Well, we made it back from the edge of the Montana mountains late last night. We were a wagon train of two pickups headed west, our cargo of guitars and sleeping bags, boots and coolers of beer, musicians and friends, a little more dusty than when we arrived in that Montana cow pasture ringing with music on Friday.
It was a long haul. 800 some miles, three small town diner stops,
countless fuel-ups, sunflower seeds and coffee refills and only one “could have been major but actually turned out ok for once” pickup hiccup on the interstate east of Billings, MT.
Because, as Husband says, “It isn’t an adventure until it’s an adventure.”
And so we had one out in White Sulphur Springs, Montana, a bunch of neighbors and friends from the oil fields of North Dakota headed west to hear Merle Haggard sing “Momma Tried” and pick a little themselves on stage and around the campsite at night.
I’m home now with the memory of it turning the corners of my lips up a bit as I unpack and pack my bags again to head east for another gig.
I go to Devils Lake, ND today to sing in a park, but the band will stay home. They have work to do and things to catch up on so I’ll go it alone and that’s alright.
Although it’s always more fun with the boys around.
It’s going to be August in a few days.
August. The last month of summer at the ranch, rolling in with big thunderheads, sunflowers, prairie grass and wheat that turns gold over night.
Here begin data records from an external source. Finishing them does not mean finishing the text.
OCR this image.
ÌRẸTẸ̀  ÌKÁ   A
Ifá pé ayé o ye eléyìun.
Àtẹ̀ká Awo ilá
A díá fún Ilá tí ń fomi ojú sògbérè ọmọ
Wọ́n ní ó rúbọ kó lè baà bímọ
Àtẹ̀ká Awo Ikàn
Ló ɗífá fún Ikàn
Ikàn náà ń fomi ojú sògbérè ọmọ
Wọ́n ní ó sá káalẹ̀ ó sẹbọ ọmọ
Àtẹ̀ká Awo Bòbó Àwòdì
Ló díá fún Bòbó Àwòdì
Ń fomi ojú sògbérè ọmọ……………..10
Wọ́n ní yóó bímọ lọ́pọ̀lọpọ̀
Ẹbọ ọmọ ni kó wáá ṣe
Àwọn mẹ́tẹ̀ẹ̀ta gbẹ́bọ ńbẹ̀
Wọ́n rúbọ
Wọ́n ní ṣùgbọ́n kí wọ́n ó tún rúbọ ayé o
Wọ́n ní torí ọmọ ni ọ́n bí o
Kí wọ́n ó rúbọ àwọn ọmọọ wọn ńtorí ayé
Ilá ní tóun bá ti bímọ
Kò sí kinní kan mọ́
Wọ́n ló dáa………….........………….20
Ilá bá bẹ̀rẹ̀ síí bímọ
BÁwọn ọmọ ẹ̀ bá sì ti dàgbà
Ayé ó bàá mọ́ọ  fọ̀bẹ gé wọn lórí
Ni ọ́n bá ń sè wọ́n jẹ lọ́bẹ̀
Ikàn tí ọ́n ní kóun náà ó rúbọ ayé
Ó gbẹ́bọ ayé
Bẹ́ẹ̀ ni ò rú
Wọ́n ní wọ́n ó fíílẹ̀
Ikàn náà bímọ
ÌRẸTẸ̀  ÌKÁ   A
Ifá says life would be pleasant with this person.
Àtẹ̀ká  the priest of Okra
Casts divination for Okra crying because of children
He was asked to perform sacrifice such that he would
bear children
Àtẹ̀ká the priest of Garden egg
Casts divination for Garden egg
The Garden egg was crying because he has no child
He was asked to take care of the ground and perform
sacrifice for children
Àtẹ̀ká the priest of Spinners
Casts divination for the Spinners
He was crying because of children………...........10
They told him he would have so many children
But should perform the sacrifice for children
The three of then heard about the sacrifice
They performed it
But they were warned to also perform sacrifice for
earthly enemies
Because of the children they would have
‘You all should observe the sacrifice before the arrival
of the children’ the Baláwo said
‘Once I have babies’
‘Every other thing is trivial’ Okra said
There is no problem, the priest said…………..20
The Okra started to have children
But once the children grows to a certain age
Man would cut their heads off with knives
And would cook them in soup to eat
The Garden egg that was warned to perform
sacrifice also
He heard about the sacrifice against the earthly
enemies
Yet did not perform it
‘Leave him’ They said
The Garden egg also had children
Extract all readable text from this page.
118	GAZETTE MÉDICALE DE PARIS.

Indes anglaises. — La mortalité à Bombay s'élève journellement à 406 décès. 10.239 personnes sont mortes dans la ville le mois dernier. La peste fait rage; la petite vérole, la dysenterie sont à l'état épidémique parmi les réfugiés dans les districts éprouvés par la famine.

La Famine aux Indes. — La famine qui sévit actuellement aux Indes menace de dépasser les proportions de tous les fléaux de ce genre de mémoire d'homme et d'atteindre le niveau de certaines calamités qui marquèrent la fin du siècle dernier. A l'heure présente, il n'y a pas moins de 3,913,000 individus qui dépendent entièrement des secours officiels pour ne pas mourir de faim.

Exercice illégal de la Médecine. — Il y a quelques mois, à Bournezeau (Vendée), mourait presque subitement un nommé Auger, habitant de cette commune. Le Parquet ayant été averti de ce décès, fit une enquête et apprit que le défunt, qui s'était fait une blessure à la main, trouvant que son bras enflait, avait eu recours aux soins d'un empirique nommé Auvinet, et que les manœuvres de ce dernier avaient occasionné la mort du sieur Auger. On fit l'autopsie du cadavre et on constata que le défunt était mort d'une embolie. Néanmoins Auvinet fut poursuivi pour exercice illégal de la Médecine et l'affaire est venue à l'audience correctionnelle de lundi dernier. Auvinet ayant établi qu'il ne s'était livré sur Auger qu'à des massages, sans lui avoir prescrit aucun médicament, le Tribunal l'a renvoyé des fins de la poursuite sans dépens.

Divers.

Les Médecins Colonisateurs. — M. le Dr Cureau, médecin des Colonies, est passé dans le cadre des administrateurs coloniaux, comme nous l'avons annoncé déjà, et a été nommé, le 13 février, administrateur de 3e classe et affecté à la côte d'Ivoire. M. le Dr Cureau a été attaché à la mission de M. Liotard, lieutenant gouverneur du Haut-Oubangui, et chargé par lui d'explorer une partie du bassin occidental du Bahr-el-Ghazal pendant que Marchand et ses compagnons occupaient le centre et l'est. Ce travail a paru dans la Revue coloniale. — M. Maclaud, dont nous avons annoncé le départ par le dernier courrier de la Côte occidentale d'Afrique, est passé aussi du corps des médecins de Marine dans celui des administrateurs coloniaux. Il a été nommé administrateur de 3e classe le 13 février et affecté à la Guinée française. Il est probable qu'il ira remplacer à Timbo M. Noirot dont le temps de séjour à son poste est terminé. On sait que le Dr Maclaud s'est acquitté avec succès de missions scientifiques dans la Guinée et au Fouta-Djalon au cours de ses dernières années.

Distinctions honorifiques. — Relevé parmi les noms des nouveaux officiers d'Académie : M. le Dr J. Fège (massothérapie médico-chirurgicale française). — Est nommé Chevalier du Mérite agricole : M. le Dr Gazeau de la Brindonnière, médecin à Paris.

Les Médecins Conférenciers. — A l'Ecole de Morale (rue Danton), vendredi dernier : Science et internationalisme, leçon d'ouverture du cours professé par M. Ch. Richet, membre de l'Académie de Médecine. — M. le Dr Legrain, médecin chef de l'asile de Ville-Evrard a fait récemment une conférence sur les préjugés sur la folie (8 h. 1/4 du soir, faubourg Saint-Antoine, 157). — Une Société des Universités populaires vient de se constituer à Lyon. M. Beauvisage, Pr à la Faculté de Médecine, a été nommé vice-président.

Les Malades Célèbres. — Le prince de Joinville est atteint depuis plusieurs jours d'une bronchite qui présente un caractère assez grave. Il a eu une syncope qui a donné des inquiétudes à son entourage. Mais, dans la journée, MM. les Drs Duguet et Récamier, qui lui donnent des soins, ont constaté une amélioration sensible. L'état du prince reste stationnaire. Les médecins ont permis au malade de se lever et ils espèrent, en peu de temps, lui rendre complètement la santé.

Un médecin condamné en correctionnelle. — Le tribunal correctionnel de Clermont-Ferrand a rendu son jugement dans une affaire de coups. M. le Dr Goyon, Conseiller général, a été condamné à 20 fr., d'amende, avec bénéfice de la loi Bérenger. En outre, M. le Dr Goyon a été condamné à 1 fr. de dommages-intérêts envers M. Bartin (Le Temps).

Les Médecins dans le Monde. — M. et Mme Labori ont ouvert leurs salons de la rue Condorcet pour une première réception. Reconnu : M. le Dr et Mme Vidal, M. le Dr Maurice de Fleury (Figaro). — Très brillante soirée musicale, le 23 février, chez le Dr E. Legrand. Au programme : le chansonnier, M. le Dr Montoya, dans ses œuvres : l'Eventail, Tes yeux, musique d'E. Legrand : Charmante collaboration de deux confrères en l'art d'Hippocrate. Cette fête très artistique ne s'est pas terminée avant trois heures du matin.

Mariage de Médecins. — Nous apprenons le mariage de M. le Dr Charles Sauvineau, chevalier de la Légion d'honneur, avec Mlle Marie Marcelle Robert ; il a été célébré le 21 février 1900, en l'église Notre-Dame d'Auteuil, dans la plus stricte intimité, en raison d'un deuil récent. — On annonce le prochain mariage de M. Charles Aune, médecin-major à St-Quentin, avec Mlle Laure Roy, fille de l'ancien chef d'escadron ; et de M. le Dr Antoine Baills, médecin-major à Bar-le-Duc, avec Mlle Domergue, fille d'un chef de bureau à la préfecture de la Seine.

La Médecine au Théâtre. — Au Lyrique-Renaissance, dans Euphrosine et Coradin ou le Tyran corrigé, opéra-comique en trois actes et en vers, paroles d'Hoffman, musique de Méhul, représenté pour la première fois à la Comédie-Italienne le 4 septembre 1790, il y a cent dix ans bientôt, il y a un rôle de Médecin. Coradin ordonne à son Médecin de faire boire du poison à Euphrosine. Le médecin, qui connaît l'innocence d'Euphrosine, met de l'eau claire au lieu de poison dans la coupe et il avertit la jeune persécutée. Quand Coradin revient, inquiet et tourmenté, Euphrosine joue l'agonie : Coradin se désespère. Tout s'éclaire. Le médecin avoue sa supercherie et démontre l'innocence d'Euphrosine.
Summer is fleeting here and I’ve spent this season chasing it–behind my camera, on the highway, on the back of a horse, on the top of a hill, down in the cool draws and behind my computer making plans.
I wish it were longer. Everyone does. But it doesn’t matter really. I’ll think of summer when the snow falls outside my window in December and I won’t think about its lifespan.
I’ll think about the life we put into it.
Because summer means so many things to me, and so I’m happy to be here in it while it lasts…whether it’s picking wild raspberries in a cool draw on our North Dakota ranch
or singing to the wild landscape and wild, wonderful people of Montana!
I’m glad to be home for a minute, and then I’m glad to be on the road.